Turkish women Aug. 5 held protests in various cities as a response to government’s plan to withdraw from the Istanbul Convention — international treaty against domestic violence and discrimination.

Rights defenders say that the convention is important for women’s protection in a male dominated society, but some of the officials from the ruling Justice and Development Party (AKP) have claimed that the treaty undermines family values.

İzmir police battered and detained several of the women during the rally.

During the protest held in the Aegean province of İzmir, the women unfurled banners reading “Istanbul Convention keeps alive” and shouted slogans of “Femicides are political,” “Barricade to not women but murderers” and “Shoulder to shoulder against fascism.”

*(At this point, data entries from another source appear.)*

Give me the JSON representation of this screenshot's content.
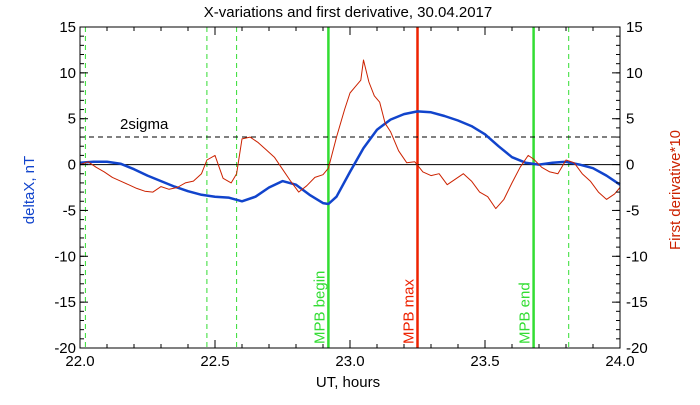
{
  "chart_data": {
    "type": "line",
    "title": "X-variations and first derivative, 30.04.2017",
    "xlabel": "UT, hours",
    "ylabel_left": "deltaX, nT",
    "ylabel_right": "First derivative*10",
    "xlim": [
      22.0,
      24.0
    ],
    "ylim_left": [
      -20,
      15
    ],
    "ylim_right": [
      -20,
      15
    ],
    "x_ticks": [
      22.0,
      22.5,
      23.0,
      23.5,
      24.0
    ],
    "x_tick_labels": [
      "22.0",
      "22.5",
      "23.0",
      "23.5",
      "24.0"
    ],
    "y_ticks": [
      15,
      10,
      5,
      0,
      -5,
      -10,
      -15,
      -20
    ],
    "y_tick_labels": [
      "15",
      "10",
      "5",
      "0",
      "-5",
      "-10",
      "-15",
      "-20"
    ],
    "grid": false,
    "colors": {
      "deltaX": "#1144cc",
      "derivative": "#cc2200",
      "marker_green": "#33dd33",
      "marker_red": "#ee2200",
      "axis": "#000000"
    },
    "series": [
      {
        "axis": "left",
        "color": "#1144cc",
        "x": [
          22.0,
          22.05,
          22.1,
          22.15,
          22.2,
          22.25,
          22.3,
          22.35,
          22.4,
          22.45,
          22.5,
          22.55,
          22.6,
          22.65,
          22.7,
          22.75,
          22.8,
          22.85,
          22.9,
          22.92,
          22.95,
          23.0,
          23.05,
          23.1,
          23.15,
          23.2,
          23.25,
          23.3,
          23.35,
          23.4,
          23.45,
          23.5,
          23.55,
          23.6,
          23.65,
          23.7,
          23.75,
          23.8,
          23.85,
          23.9,
          23.95,
          24.0
        ],
        "values": [
          0.2,
          0.3,
          0.3,
          0.1,
          -0.5,
          -1.2,
          -1.8,
          -2.4,
          -2.9,
          -3.3,
          -3.5,
          -3.6,
          -4.0,
          -3.5,
          -2.5,
          -1.8,
          -2.2,
          -3.3,
          -4.2,
          -4.3,
          -3.5,
          -0.8,
          1.8,
          3.8,
          4.9,
          5.5,
          5.8,
          5.7,
          5.3,
          4.8,
          4.2,
          3.3,
          2.0,
          0.8,
          0.2,
          0.0,
          0.2,
          0.3,
          0.0,
          -0.4,
          -1.2,
          -2.2
        ]
      },
      {
        "axis": "right",
        "color": "#cc2200",
        "x": [
          22.0,
          22.03,
          22.06,
          22.09,
          22.12,
          22.15,
          22.18,
          22.21,
          22.24,
          22.27,
          22.3,
          22.33,
          22.36,
          22.39,
          22.42,
          22.45,
          22.47,
          22.5,
          22.53,
          22.56,
          22.58,
          22.6,
          22.63,
          22.66,
          22.69,
          22.72,
          22.75,
          22.78,
          22.81,
          22.84,
          22.87,
          22.9,
          22.92,
          22.95,
          22.98,
          23.0,
          23.02,
          23.04,
          23.05,
          23.07,
          23.09,
          23.11,
          23.13,
          23.15,
          23.18,
          23.21,
          23.24,
          23.27,
          23.3,
          23.33,
          23.36,
          23.39,
          23.42,
          23.45,
          23.48,
          23.51,
          23.54,
          23.57,
          23.6,
          23.63,
          23.66,
          23.68,
          23.71,
          23.74,
          23.77,
          23.8,
          23.83,
          23.86,
          23.89,
          23.92,
          23.95,
          23.98,
          24.0
        ],
        "values": [
          0.0,
          0.3,
          -0.3,
          -0.8,
          -1.4,
          -1.8,
          -2.2,
          -2.6,
          -2.9,
          -3.0,
          -2.4,
          -2.7,
          -2.5,
          -2.0,
          -1.8,
          -1.0,
          0.5,
          1.0,
          -1.5,
          -2.0,
          -1.0,
          2.8,
          3.0,
          2.4,
          1.6,
          0.8,
          -0.5,
          -1.8,
          -3.0,
          -2.3,
          -1.4,
          -1.1,
          -0.4,
          3.0,
          6.0,
          7.8,
          8.5,
          9.2,
          11.4,
          9.0,
          7.5,
          6.8,
          4.5,
          3.6,
          1.5,
          0.2,
          0.3,
          -0.8,
          -1.2,
          -1.0,
          -2.2,
          -1.6,
          -1.0,
          -1.8,
          -3.0,
          -3.5,
          -4.8,
          -3.8,
          -2.0,
          -0.3,
          1.0,
          0.6,
          -0.3,
          -0.8,
          -1.0,
          0.5,
          0.2,
          -1.0,
          -1.8,
          -3.0,
          -3.8,
          -3.2,
          -2.5
        ]
      }
    ],
    "reference_lines": [
      {
        "type": "horizontal",
        "y": 0,
        "style": "solid",
        "color": "#000000"
      },
      {
        "type": "horizontal",
        "y": 3,
        "style": "dashed",
        "color": "#000000",
        "label": "2sigma"
      }
    ],
    "vertical_markers": [
      {
        "x": 22.02,
        "style": "dashed",
        "color": "#33dd33"
      },
      {
        "x": 22.47,
        "style": "dashed",
        "color": "#33dd33"
      },
      {
        "x": 22.58,
        "style": "dashed",
        "color": "#33dd33"
      },
      {
        "x": 22.92,
        "style": "solid",
        "color": "#33dd33",
        "label": "MPB begin"
      },
      {
        "x": 23.25,
        "style": "solid",
        "color": "#ee2200",
        "label": "MPB max"
      },
      {
        "x": 23.68,
        "style": "solid",
        "color": "#33dd33",
        "label": "MPB end"
      },
      {
        "x": 23.81,
        "style": "dashed",
        "color": "#33dd33"
      }
    ]
  }
}
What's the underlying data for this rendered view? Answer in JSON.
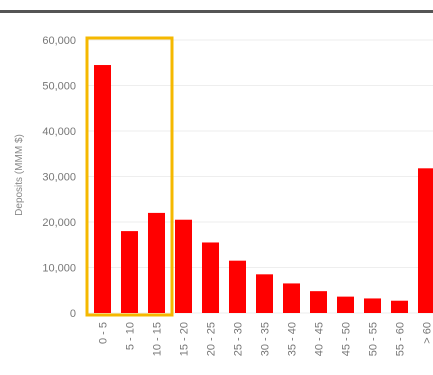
{
  "chart_data": {
    "type": "bar",
    "title": "",
    "xlabel": "",
    "ylabel": "Deposits (MMM $)",
    "categories": [
      "0 - 5",
      "5 - 10",
      "10 - 15",
      "15 - 20",
      "20 - 25",
      "25 - 30",
      "30 - 35",
      "35 - 40",
      "40 - 45",
      "45 - 50",
      "50 - 55",
      "55 - 60",
      "> 60"
    ],
    "values": [
      54500,
      18000,
      22000,
      20500,
      15500,
      11500,
      8500,
      6500,
      4800,
      3600,
      3200,
      2700,
      31800
    ],
    "ylim": [
      0,
      60000
    ],
    "yticks": [
      "0",
      "10,000",
      "20,000",
      "30,000",
      "40,000",
      "50,000",
      "60,000"
    ],
    "ytick_values": [
      0,
      10000,
      20000,
      30000,
      40000,
      50000,
      60000
    ],
    "grid": true,
    "colors": {
      "bar": "#ff0000",
      "highlight": "#f5b800",
      "grid": "#eeeeee"
    },
    "highlight_categories": [
      "0 - 5",
      "5 - 10",
      "10 - 15"
    ]
  }
}
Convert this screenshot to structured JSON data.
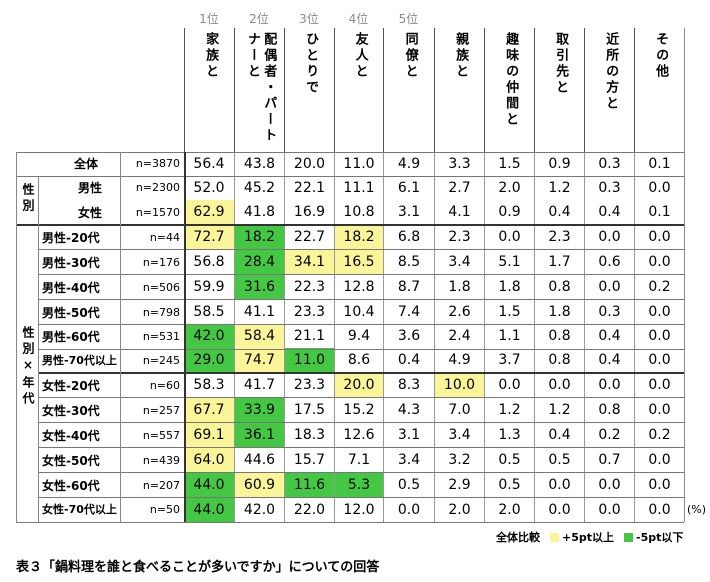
{
  "chart_data": {
    "type": "table",
    "ranks": [
      "1位",
      "2位",
      "3位",
      "4位",
      "5位"
    ],
    "columns": [
      "家族と",
      "配偶者・パートナーと",
      "ひとりで",
      "友人と",
      "同僚と",
      "親族と",
      "趣味の仲間と",
      "取引先と",
      "近所の方と",
      "その他"
    ],
    "rows": [
      {
        "label": "全体",
        "n": "n=3870",
        "values": [
          "56.4",
          "43.8",
          "20.0",
          "11.0",
          "4.9",
          "3.3",
          "1.5",
          "0.9",
          "0.3",
          "0.1"
        ],
        "marks": [
          "",
          "",
          "",
          "",
          "",
          "",
          "",
          "",
          "",
          ""
        ]
      },
      {
        "label": "男性",
        "n": "n=2300",
        "values": [
          "52.0",
          "45.2",
          "22.1",
          "11.1",
          "6.1",
          "2.7",
          "2.0",
          "1.2",
          "0.3",
          "0.0"
        ],
        "marks": [
          "",
          "",
          "",
          "",
          "",
          "",
          "",
          "",
          "",
          ""
        ]
      },
      {
        "label": "女性",
        "n": "n=1570",
        "values": [
          "62.9",
          "41.8",
          "16.9",
          "10.8",
          "3.1",
          "4.1",
          "0.9",
          "0.4",
          "0.4",
          "0.1"
        ],
        "marks": [
          "y",
          "",
          "",
          "",
          "",
          "",
          "",
          "",
          "",
          ""
        ]
      },
      {
        "label": "男性-20代",
        "n": "n=44",
        "values": [
          "72.7",
          "18.2",
          "22.7",
          "18.2",
          "6.8",
          "2.3",
          "0.0",
          "2.3",
          "0.0",
          "0.0"
        ],
        "marks": [
          "y",
          "g",
          "",
          "y",
          "",
          "",
          "",
          "",
          "",
          ""
        ]
      },
      {
        "label": "男性-30代",
        "n": "n=176",
        "values": [
          "56.8",
          "28.4",
          "34.1",
          "16.5",
          "8.5",
          "3.4",
          "5.1",
          "1.7",
          "0.6",
          "0.0"
        ],
        "marks": [
          "",
          "g",
          "y",
          "y",
          "",
          "",
          "",
          "",
          "",
          ""
        ]
      },
      {
        "label": "男性-40代",
        "n": "n=506",
        "values": [
          "59.9",
          "31.6",
          "22.3",
          "12.8",
          "8.7",
          "1.8",
          "1.8",
          "0.8",
          "0.0",
          "0.2"
        ],
        "marks": [
          "",
          "g",
          "",
          "",
          "",
          "",
          "",
          "",
          "",
          ""
        ]
      },
      {
        "label": "男性-50代",
        "n": "n=798",
        "values": [
          "58.5",
          "41.1",
          "23.3",
          "10.4",
          "7.4",
          "2.6",
          "1.5",
          "1.8",
          "0.3",
          "0.0"
        ],
        "marks": [
          "",
          "",
          "",
          "",
          "",
          "",
          "",
          "",
          "",
          ""
        ]
      },
      {
        "label": "男性-60代",
        "n": "n=531",
        "values": [
          "42.0",
          "58.4",
          "21.1",
          "9.4",
          "3.6",
          "2.4",
          "1.1",
          "0.8",
          "0.4",
          "0.0"
        ],
        "marks": [
          "g",
          "y",
          "",
          "",
          "",
          "",
          "",
          "",
          "",
          ""
        ]
      },
      {
        "label": "男性-70代以上",
        "n": "n=245",
        "values": [
          "29.0",
          "74.7",
          "11.0",
          "8.6",
          "0.4",
          "4.9",
          "3.7",
          "0.8",
          "0.4",
          "0.0"
        ],
        "marks": [
          "g",
          "y",
          "g",
          "",
          "",
          "",
          "",
          "",
          "",
          ""
        ]
      },
      {
        "label": "女性-20代",
        "n": "n=60",
        "values": [
          "58.3",
          "41.7",
          "23.3",
          "20.0",
          "8.3",
          "10.0",
          "0.0",
          "0.0",
          "0.0",
          "0.0"
        ],
        "marks": [
          "",
          "",
          "",
          "y",
          "",
          "y",
          "",
          "",
          "",
          ""
        ]
      },
      {
        "label": "女性-30代",
        "n": "n=257",
        "values": [
          "67.7",
          "33.9",
          "17.5",
          "15.2",
          "4.3",
          "7.0",
          "1.2",
          "1.2",
          "0.8",
          "0.0"
        ],
        "marks": [
          "y",
          "g",
          "",
          "",
          "",
          "",
          "",
          "",
          "",
          ""
        ]
      },
      {
        "label": "女性-40代",
        "n": "n=557",
        "values": [
          "69.1",
          "36.1",
          "18.3",
          "12.6",
          "3.1",
          "3.4",
          "1.3",
          "0.4",
          "0.2",
          "0.2"
        ],
        "marks": [
          "y",
          "g",
          "",
          "",
          "",
          "",
          "",
          "",
          "",
          ""
        ]
      },
      {
        "label": "女性-50代",
        "n": "n=439",
        "values": [
          "64.0",
          "44.6",
          "15.7",
          "7.1",
          "3.4",
          "3.2",
          "0.5",
          "0.5",
          "0.7",
          "0.0"
        ],
        "marks": [
          "y",
          "",
          "",
          "",
          "",
          "",
          "",
          "",
          "",
          ""
        ]
      },
      {
        "label": "女性-60代",
        "n": "n=207",
        "values": [
          "44.0",
          "60.9",
          "11.6",
          "5.3",
          "0.5",
          "2.9",
          "0.5",
          "0.0",
          "0.0",
          "0.0"
        ],
        "marks": [
          "g",
          "y",
          "g",
          "g",
          "",
          "",
          "",
          "",
          "",
          ""
        ]
      },
      {
        "label": "女性-70代以上",
        "n": "n=50",
        "values": [
          "44.0",
          "42.0",
          "22.0",
          "12.0",
          "0.0",
          "2.0",
          "2.0",
          "0.0",
          "0.0",
          "0.0"
        ],
        "marks": [
          "g",
          "",
          "",
          "",
          "",
          "",
          "",
          "",
          "",
          ""
        ]
      }
    ],
    "group_labels": [
      "性別",
      "性別×年代"
    ],
    "unit": "(%)",
    "legend": {
      "title": "全体比較",
      "plus": "+5pt以上",
      "minus": "-5pt以下"
    },
    "colors": {
      "plus": "#fbf59a",
      "minus": "#44c844"
    }
  },
  "caption": "表３「鍋料理を誰と食べることが多いですか」についての回答"
}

The women wanted to march towards Türkan Saylan Culture Center and read their press statement there, but faced police barricade. The police intervened to stop the women’s march and battered several of them.

A woman holds a banner reading ‘Manhood kills, Istanbul Convention keeps alive.’

As some of the women resisted being detained, one of the police commanders was heard instructing his colleagues to “break their arms” should the protesters defy the police.  

The women’s rights groups said that 16 of the women had been detained, after which a sit-in protest was launched. “We will not leave this place until our friends who have been detained are released,” the women told the police.

Despite signing the Council of Europe accord in 2011, pledging to prevent, prosecute and eliminate domestic violence and promote equality, Turkey saw 474 femicides last year, double the number seen in 2011, according to a group which monitors murders of women.

Many conservatives in Turkey say the pact, ironically forged in Istanbul, encourages violence by undermining family structures. Their opponents argue that the deal, and legislation approved in its wake, need to be implemented more stringently.

The AKP will decide in the next week whether to initiate legal steps to pull out of the accord, a senior party official told Reuters.

“There is a small majority (in the party) who argue it is right to withdraw,” said the official, who argued however that abandoning the agreement when violence against women was on the rise would send the wrong signals.